But It Looked Fresh at the Store
Have you ever wondered why you buy meat in the grocery story and when you get it home and turn it over the underside looks kind of brownish while the top looked bright red and fresh?
Apparently, the reason is that those tricky grocery store people have found a new technology that involves increased levels of carbon monoxide inside the meat packages. According to Wenonah Hauter, director of Food and Water Watch. “At worst (it’s) dangerous, at best it’s a consumer rip-off” [because you can’t tell if the meat is fresh or not].
Some consumer groups have petitioned the Food and Drug Administration to withdraw its approval of sealed packaging that uses a higher portion of carbon monoxide — 0.4 percent — than exists in air.
Carbon monoxide is a significantly toxic gas with poisoning being the most common type of fatal poisoning. Symptoms of mild poisoning include headaches, migraines, chronic fatigue syndrome and flu-like symptoms.

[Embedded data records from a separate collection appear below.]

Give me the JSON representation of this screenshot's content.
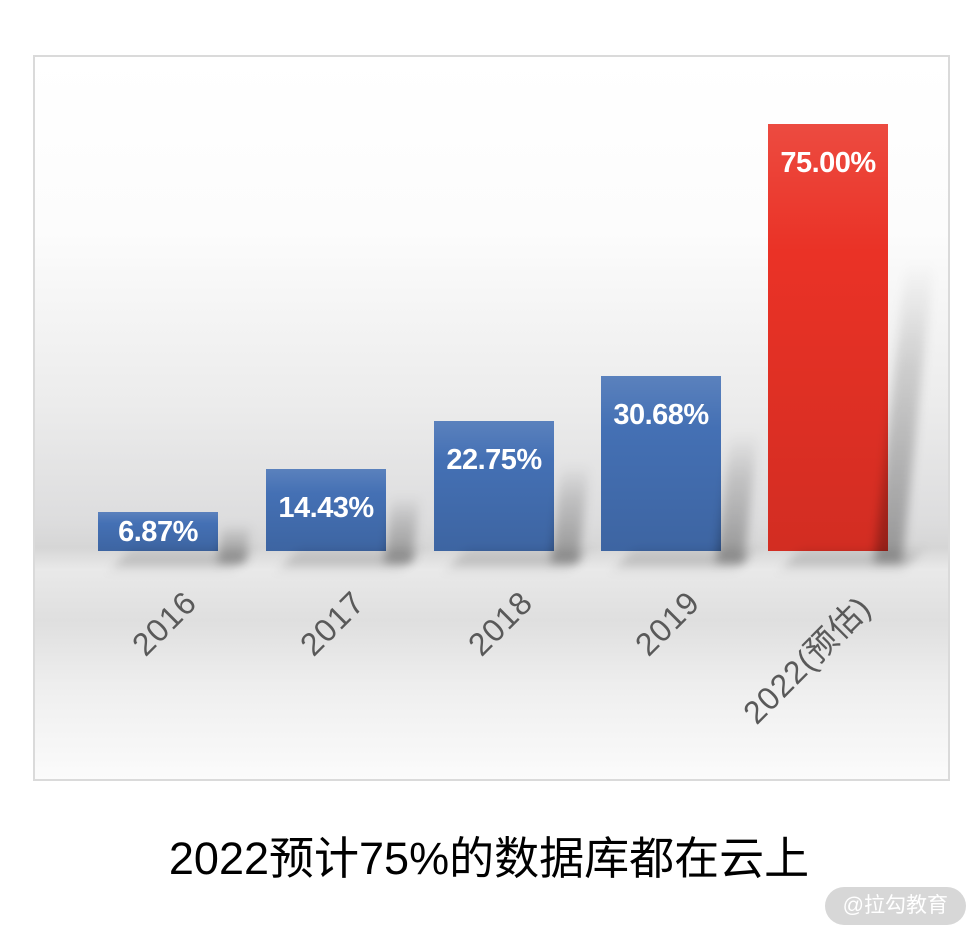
{
  "chart_data": {
    "type": "bar",
    "title": "2022预计75%的数据库都在云上",
    "categories": [
      "2016",
      "2017",
      "2018",
      "2019",
      "2022(预估)"
    ],
    "values": [
      6.87,
      14.43,
      22.75,
      30.68,
      75.0
    ],
    "data_labels": [
      "6.87%",
      "14.43%",
      "22.75%",
      "30.68%",
      "75.00%"
    ],
    "bar_colors": [
      "#4470B4",
      "#4470B4",
      "#4470B4",
      "#4470B4",
      "#EA3226"
    ],
    "highlight_index": 4,
    "ylim": [
      0,
      80
    ],
    "grid": false,
    "legend": false,
    "xlabel": "",
    "ylabel": "",
    "data_label_color": "#ffffff",
    "axis_label_color": "#595959"
  },
  "watermark": {
    "text": "@拉勾教育",
    "bg": "#d7d7d7",
    "color": "#ffffff"
  }
}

Just one more reason to choose organic.
Inula vs MRSA
A bright yellow flower known as Inula helenium kills the superbug MRSA (methicillin resistant staphylococcus aureus), which is resistant to some of the most powerful antibiotics available.

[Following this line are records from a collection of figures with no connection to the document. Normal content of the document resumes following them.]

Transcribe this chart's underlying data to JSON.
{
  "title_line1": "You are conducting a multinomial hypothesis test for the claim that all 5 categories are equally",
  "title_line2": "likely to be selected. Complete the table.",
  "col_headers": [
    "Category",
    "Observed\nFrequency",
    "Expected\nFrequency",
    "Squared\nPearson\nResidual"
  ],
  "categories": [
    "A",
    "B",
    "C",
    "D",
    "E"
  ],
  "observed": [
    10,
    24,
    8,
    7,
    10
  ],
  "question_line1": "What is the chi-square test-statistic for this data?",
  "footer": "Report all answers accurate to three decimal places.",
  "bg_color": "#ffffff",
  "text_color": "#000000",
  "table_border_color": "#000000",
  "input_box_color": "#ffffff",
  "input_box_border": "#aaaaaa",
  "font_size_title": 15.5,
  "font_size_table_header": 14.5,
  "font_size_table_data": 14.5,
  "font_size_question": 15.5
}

Inula is often used in Western herbal medicine in cough syrups. Another herb, Pulsatilla vulgaris, was also effective against the bacteria.
When extracts from both plants were tested against a group of 300 staphylococci, including MRSA, Inula helenium was 100 percent effective against the superbug.
Hooray for natural medicine!
Keeping Blood Sugar Stable Reduces Risk
If you who know me well, you know that I tend to harp a lot on the importance of maintaining a healthy blood sugar level. It’s important for healthy hormone balance, for preventing type II diabetes and researchers have recently discovered that it also helps prevent the recurrence of polyps in the colon. Even modest increases in blood sugar seem to result in a large increase in risk of recurrence for polyps in the colon of the type that are most likely to progress to cancer.
What is a polyp?
Polyps are non-cancerous growths, typically with a stalk that grow from the surface of linings known as mucous membranes. While they are usually benign, they can progress to become cancer.